There are certain memories ingrained in my mind that pop up with the smallest reminder…
Like when we were putting a towel in a bowl to put cornbread muffins in for Thanksgiving this year…I was reminded of the countless times I did the same thing, only with a towel and a basket and dinner rolls, at my grandmothers.
Or tonight, when I used my grandmother’s dishes she had given me for the table I hosted at a ladies event at our church.
And now, looking at how the table was set, place cards and all, reminds me of holiday dinners from years ago.
Isn’t it funny how present situations or even objects can bring a flood of pictures from our past? Some are good, some not so good…A smell, a shirt, a song, a bowl of muffins or a table set just right…
When we’re having a rough time…going through a struggle…it can be easy to think back on those times and think how good it was then…
When life is good, it’s easy to feel relief for not being in that situation anymore…
Life’s all about perspective isn’t it? When life is rough we want it to go back to that time life was easy….or at least in our memory it was easy.
Sometimes we even think, maybe it wasn’t so bad when our husband was in the middle of his addiction…we weren’t so busy…he didn’t know or care what I spent money on…I made all the decisions, didn’t have to consult him about anything…and now…now he wants input?

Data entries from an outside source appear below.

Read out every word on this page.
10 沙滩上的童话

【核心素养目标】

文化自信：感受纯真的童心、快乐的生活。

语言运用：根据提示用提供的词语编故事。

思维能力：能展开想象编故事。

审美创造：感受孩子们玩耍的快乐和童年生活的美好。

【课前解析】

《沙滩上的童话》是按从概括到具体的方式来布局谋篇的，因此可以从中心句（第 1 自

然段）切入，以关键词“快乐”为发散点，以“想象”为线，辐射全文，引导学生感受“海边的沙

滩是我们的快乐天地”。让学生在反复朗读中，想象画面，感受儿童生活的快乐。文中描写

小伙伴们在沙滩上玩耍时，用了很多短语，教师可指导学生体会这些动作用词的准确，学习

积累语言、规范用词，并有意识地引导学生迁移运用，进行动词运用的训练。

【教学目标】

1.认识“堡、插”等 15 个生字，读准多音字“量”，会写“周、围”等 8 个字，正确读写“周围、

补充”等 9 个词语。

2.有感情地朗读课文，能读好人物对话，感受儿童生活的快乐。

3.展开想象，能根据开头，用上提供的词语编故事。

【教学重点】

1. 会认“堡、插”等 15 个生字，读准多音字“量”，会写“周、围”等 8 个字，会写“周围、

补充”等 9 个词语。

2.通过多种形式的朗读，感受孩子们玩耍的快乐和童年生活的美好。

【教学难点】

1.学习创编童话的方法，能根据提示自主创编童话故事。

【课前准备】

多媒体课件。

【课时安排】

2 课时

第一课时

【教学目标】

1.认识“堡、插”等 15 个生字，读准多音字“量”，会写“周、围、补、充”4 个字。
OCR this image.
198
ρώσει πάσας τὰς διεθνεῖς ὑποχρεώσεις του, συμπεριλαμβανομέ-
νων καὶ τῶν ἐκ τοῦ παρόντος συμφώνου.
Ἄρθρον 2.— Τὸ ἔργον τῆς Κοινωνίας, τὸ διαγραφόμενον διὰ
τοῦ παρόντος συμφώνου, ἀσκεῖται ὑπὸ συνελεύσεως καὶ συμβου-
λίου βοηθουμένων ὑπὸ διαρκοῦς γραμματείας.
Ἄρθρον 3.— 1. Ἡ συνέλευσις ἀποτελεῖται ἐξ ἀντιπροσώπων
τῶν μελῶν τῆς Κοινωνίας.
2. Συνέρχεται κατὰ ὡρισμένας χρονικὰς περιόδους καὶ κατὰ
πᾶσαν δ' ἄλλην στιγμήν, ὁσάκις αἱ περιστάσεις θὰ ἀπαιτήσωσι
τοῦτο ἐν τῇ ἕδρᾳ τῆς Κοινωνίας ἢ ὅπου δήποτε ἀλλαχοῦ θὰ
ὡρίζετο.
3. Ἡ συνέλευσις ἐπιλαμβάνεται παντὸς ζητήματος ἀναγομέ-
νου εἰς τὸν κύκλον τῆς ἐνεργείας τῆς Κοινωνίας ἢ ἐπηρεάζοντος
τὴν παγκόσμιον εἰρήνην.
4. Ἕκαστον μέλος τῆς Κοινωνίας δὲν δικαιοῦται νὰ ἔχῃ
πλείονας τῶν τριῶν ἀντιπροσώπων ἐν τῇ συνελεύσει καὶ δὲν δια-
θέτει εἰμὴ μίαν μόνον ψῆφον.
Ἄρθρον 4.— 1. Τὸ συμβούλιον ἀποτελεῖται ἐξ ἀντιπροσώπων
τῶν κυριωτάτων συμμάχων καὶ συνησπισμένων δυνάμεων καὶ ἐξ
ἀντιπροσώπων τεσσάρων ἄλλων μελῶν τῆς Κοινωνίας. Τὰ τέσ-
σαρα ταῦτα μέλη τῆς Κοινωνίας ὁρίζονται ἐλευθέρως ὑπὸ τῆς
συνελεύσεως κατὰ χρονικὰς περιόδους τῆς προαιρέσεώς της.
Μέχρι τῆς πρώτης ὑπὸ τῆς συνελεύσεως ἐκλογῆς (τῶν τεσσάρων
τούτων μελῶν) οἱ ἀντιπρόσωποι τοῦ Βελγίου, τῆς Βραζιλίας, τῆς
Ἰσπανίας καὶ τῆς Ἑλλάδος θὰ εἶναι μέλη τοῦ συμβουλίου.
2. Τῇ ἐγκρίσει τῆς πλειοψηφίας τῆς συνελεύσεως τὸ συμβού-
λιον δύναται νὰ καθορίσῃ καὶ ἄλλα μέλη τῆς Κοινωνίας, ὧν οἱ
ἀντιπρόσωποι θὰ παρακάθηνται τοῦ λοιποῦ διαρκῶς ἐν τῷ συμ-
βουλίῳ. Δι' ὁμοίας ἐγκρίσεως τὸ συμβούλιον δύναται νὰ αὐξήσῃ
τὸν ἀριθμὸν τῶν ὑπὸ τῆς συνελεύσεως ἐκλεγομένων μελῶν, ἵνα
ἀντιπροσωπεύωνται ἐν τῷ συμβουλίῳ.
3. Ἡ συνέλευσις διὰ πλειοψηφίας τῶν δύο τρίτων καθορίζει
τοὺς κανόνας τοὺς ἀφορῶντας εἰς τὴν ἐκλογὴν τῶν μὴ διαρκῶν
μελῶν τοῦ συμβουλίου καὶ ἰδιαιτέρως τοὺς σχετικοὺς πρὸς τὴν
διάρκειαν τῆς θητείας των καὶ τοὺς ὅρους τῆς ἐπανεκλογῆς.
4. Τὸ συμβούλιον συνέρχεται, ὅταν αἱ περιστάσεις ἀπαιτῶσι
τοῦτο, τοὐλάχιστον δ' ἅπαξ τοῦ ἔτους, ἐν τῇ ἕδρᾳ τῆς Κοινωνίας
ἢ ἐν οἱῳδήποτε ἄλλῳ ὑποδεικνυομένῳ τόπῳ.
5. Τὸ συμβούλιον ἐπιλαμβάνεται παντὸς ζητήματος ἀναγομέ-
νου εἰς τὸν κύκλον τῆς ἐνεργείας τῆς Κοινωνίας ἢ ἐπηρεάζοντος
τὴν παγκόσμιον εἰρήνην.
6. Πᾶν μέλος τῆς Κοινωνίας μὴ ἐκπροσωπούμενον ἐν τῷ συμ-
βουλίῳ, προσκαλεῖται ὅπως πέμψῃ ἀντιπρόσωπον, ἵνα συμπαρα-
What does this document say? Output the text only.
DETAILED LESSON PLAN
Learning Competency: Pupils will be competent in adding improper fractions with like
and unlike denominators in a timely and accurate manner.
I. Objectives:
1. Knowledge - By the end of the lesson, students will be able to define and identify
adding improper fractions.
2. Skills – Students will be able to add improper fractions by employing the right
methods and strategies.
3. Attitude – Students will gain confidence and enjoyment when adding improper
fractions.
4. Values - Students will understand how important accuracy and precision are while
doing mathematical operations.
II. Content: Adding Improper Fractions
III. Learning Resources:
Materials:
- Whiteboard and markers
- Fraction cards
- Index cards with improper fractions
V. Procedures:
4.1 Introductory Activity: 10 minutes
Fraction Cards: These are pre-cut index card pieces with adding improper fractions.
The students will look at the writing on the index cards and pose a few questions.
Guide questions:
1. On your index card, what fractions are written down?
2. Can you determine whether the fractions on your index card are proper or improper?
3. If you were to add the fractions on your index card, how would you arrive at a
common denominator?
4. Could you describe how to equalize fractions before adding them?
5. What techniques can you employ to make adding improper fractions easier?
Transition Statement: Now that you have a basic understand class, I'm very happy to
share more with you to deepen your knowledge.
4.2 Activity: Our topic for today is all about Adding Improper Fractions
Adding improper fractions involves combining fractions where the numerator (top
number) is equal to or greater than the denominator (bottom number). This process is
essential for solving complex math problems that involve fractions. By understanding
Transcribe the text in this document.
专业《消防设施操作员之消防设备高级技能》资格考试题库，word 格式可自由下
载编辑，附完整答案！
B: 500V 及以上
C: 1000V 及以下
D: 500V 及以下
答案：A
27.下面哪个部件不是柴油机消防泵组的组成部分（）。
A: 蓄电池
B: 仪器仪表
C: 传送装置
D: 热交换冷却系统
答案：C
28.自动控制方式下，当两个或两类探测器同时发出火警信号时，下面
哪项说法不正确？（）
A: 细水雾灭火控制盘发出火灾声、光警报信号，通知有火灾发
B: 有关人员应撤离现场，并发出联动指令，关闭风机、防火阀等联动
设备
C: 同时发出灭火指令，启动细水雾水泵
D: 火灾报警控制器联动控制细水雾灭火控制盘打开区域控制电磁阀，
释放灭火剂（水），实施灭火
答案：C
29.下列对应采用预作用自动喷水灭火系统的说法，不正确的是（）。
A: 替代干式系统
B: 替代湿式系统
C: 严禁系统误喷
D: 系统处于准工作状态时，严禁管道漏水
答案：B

It’s a slippery road, romanticizing the past…Because when we do that, we stop don’t we? We stop at the good things we remember. We don’t let our minds go to the dark places.
We weren’t so busy…because he was never sober enough to commit to anything.
He didn’t care what I spent money on…as long as there was money for alcohol…he didn’t expect a say because so often I was the only one working.
I made all of the decisions…how many times did I long to not have the weight of everything resting solely on me.
It’s a slippery road…don’t go down it…you will fall. Maybe not the first time. Maybe not you at all. Maybe your spouse…your child…Don’t romanticize the past because life isn’t what you dreamed it would be all of those lonely nights.
Remember those lonely nights? You dreamed of how life would be when he stopped drinking? You dreamed, but mostly didn’t dare to hope it would actually happen.
Life isn’t a dream. It’s better. We don’t script our lives like movies, the happy ending leaving everyone neatly perfect and all the strings tied up in a bow.
It’s reality. And y’all, reality right now is infinitely better than my dreams were back then. Because they were dreams…dreamt by a sad, lonely, broken soul.
And if romanticizing the past is a slippery road, reality is kind of like climbing a tree. You have to watch where you step, feel out each branch to make sure it can hold your weight, and a lot of trust. But when you get to the top—wherever the top is to you—because sometimes, just like climbing a tree, sometimes the top is four feet in the air and sometimes it’s twenty—when you get to the top and you get that exhilarating high…it’s a wow moment right?
The beginning of recovery can be like that. It’s a huge wow moment, when you realize you’re there. You’ve arrived! It’s all easy from here…right?
But, just like climbing a tree and getting to the top, you have to eventually come back down. And the climb that was hard on the way up will have just as many, although often different, challenges on the way down. Except sometimes we get a little confident don’t we? We made it up, we know the way, so maybe our steps are a little careless…perhaps we get so comfortable we don’t even test the branches, we just assume they will hold us?
And then there’s the whole accomplished feeling. We were so full of anticipation on the way up, our energy level was so high! But on the way down, we get tired. Tired of going back where we’ve already been. There’s no accolades waiting for us for getting down the tree… just the ground. The reality of the ground.
And so goes our recovery sometimes…maybe you’ve reached your one year…or your five year…and you start to think, Hey, I’ve got this, I’m good.
So you stop going to meetings, you stop hanging out with people who encourage and support you.
Maybe you even think you can have that one drink at the company Christmas party. Or maybe your cousin says, come on, one drink won’t kill you, remember how much fun we had three years ago when you weren’t all uptight about drinking?
So you remember…being the life of the party…the center of attention…you remember the good moments…
Let me tell you what you need to remember dear friend…Falling out of the tree. Wrecking your car. Crushing your three year old daughter on the way down.
Remember. All. The. Way. Through.
And then trust. Trust that no matter how hard things may seem right now, God has you. Trust in Him. Trust that His plan for your life is better than any dream you had of how your life would look…one day.
‘Tis the season y’all. There will be many temptations over the next few weeks. So remember. All the way through. And reach out. Pick up the phone. Go to a meeting. And if you’re not struggling, call someone who is newer in their recovery than you. Reach out to them. Offer to take them to your local Celebrate Recovery.
I promise you’ll be blessed. Merry Christmas y’all!